Or maybe there's no real benefit to this, and each subclassifier would require just as big of a model as if you were to throw all docs into a single model anyway. I assume it's probably been tried before.
There's just been a twitter post by Omar Khattab (@lateinteraction) on encoding documents into a scoring function instead of a simple vector for the work on ColBERT - and maybe at some point using a DNN as scoring function.
So, yes, maybe there's a way to "distribute" RAG. (I still wonder if that isn't just MoE taken to its logical conclusion)
So, dig for ColBERT papers, might be helpful. (I wish I had the time to do that)

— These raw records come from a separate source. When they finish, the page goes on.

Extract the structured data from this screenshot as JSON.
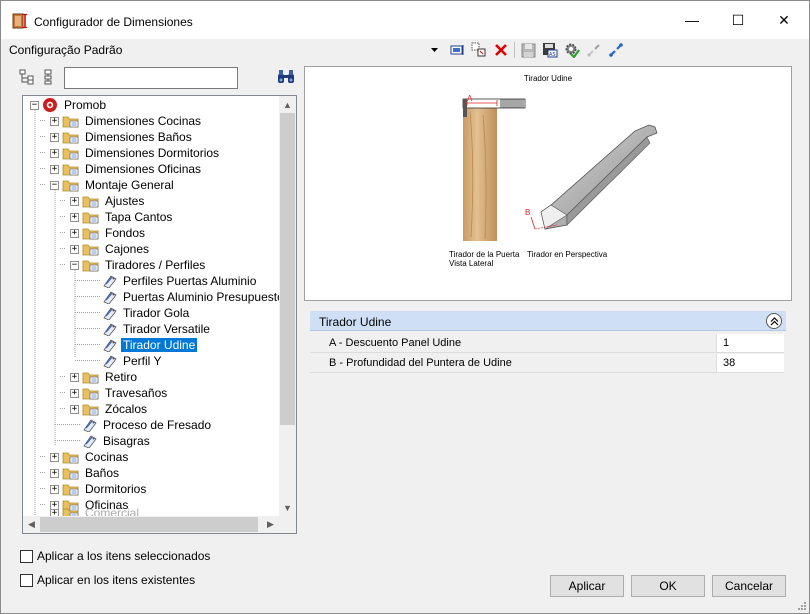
{
  "window": {
    "title": "Configurador de Dimensiones",
    "minimize_glyph": "—",
    "maximize_glyph": "☐",
    "close_glyph": "✕"
  },
  "config_label": "Configuração Padrão",
  "search": {
    "value": "",
    "placeholder": ""
  },
  "tree": {
    "root": "Promob",
    "nodes": {
      "n1": "Dimensiones Cocinas",
      "n2": "Dimensiones Baños",
      "n3": "Dimensiones Dormitorios",
      "n4": "Dimensiones Oficinas",
      "n5": "Montaje General",
      "n6": "Ajustes",
      "n7": "Tapa Cantos",
      "n8": "Fondos",
      "n9": "Cajones",
      "n10": "Tiradores / Perfiles",
      "n11": "Perfiles Puertas Aluminio",
      "n12": "Puertas Aluminio Presupuesto",
      "n13": "Tirador Gola",
      "n14": "Tirador Versatile",
      "n15": "Tirador Udine",
      "n16": "Perfil Y",
      "n17": "Retiro",
      "n18": "Travesaños",
      "n19": "Zócalos",
      "n20": "Proceso de Fresado",
      "n21": "Bisagras",
      "n22": "Cocinas",
      "n23": "Baños",
      "n24": "Dormitorios",
      "n25": "Oficinas",
      "n26": "Comercial"
    },
    "selected": "Tirador Udine"
  },
  "preview": {
    "title": "Tirador Udine",
    "caption_left_1": "Tirador de la Puerta",
    "caption_left_2": "Vista Lateral",
    "caption_right": "Tirador en Perspectiva",
    "label_a": "A",
    "label_b": "B"
  },
  "properties": {
    "group_title": "Tirador Udine",
    "rows": [
      {
        "name": "A - Descuento Panel Udine",
        "value": "1"
      },
      {
        "name": "B - Profundidad del Puntera de Udine",
        "value": "38"
      }
    ]
  },
  "options": {
    "apply_selected": "Aplicar a los itens seleccionados",
    "apply_existing": "Aplicar en los itens existentes"
  },
  "buttons": {
    "apply": "Aplicar",
    "ok": "OK",
    "cancel": "Cancelar"
  },
  "colors": {
    "selection": "#0078d7",
    "group_header": "#cfe0f6",
    "folder": "#e8c060",
    "wood": "#d8b07a",
    "profile": "#a8a8a8"
  }
}
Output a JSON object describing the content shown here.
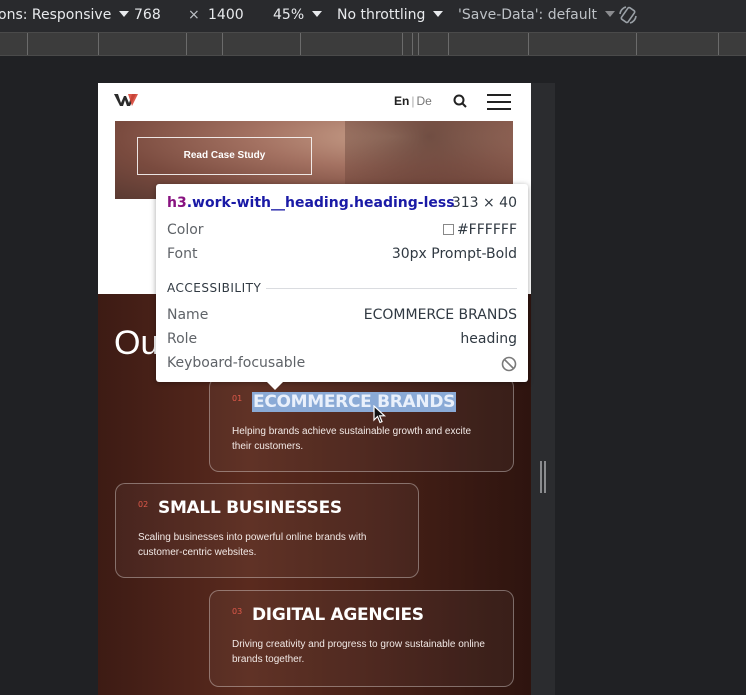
{
  "devtools_toolbar": {
    "dimensions_label": "ons: Responsive",
    "width": "768",
    "times": "×",
    "height": "1400",
    "zoom": "45%",
    "throttling": "No throttling",
    "save_data": "'Save-Data': default",
    "rotate_icon": "rotate-icon"
  },
  "site": {
    "logo_icon": "brand-logo-icon",
    "lang_en": "En",
    "lang_sep": "|",
    "lang_de": "De",
    "search_icon": "search-icon",
    "menu_icon": "hamburger-menu-icon",
    "case_study_button": "Read Case Study",
    "section_heading": "Ou",
    "cards": [
      {
        "number": "01",
        "title": "ECOMMERCE BRANDS",
        "description": "Helping brands achieve sustainable growth and excite their customers."
      },
      {
        "number": "02",
        "title": "SMALL BUSINESSES",
        "description": "Scaling businesses into powerful online brands with customer-centric websites."
      },
      {
        "number": "03",
        "title": "DIGITAL AGENCIES",
        "description": "Driving creativity and progress to grow sustainable online brands together."
      }
    ]
  },
  "inspect_tooltip": {
    "tag": "h3",
    "classes": ".work-with__heading.heading-less",
    "dimensions": "313 × 40",
    "color_label": "Color",
    "color_value": "#FFFFFF",
    "font_label": "Font",
    "font_value": "30px Prompt-Bold",
    "accessibility_header": "ACCESSIBILITY",
    "name_label": "Name",
    "name_value": "ECOMMERCE BRANDS",
    "role_label": "Role",
    "role_value": "heading",
    "focusable_label": "Keyboard-focusable",
    "focusable_icon": "not-allowed-icon"
  },
  "colors": {
    "accent_number": "#e0594a",
    "selection": "#8aaad6",
    "tag_purple": "#881280",
    "class_blue": "#1a1aa6"
  }
}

Short answer: Yes, there are ways it can be done. Multiple. Needs to be custom built though, given no one has explored it deeply yet.
One simple way is what Omar Khattab (ColBert) mentioned about scoring function instead of a simple vector.
Another is to use a classifier at the start directing queries to the right model. You will have to train the classifier though. (I mean a language model kind of does this implicitly, you are just taking more control by making it explicit.)
Another is how you index your docs. Today, most RAG approaches do not encode enough information. If you have defined domains/models already, you can encode the same in metadata for your docs at the time of indexing, and you pick the model based on the metadata.
These approaches would work pretty well, given a model as small as 100M size can regurgitate what is in your docs. And is faster compared to your larger models.
Benefit wise, I don't see a lot of benefit except preserving privacy and gaining more control.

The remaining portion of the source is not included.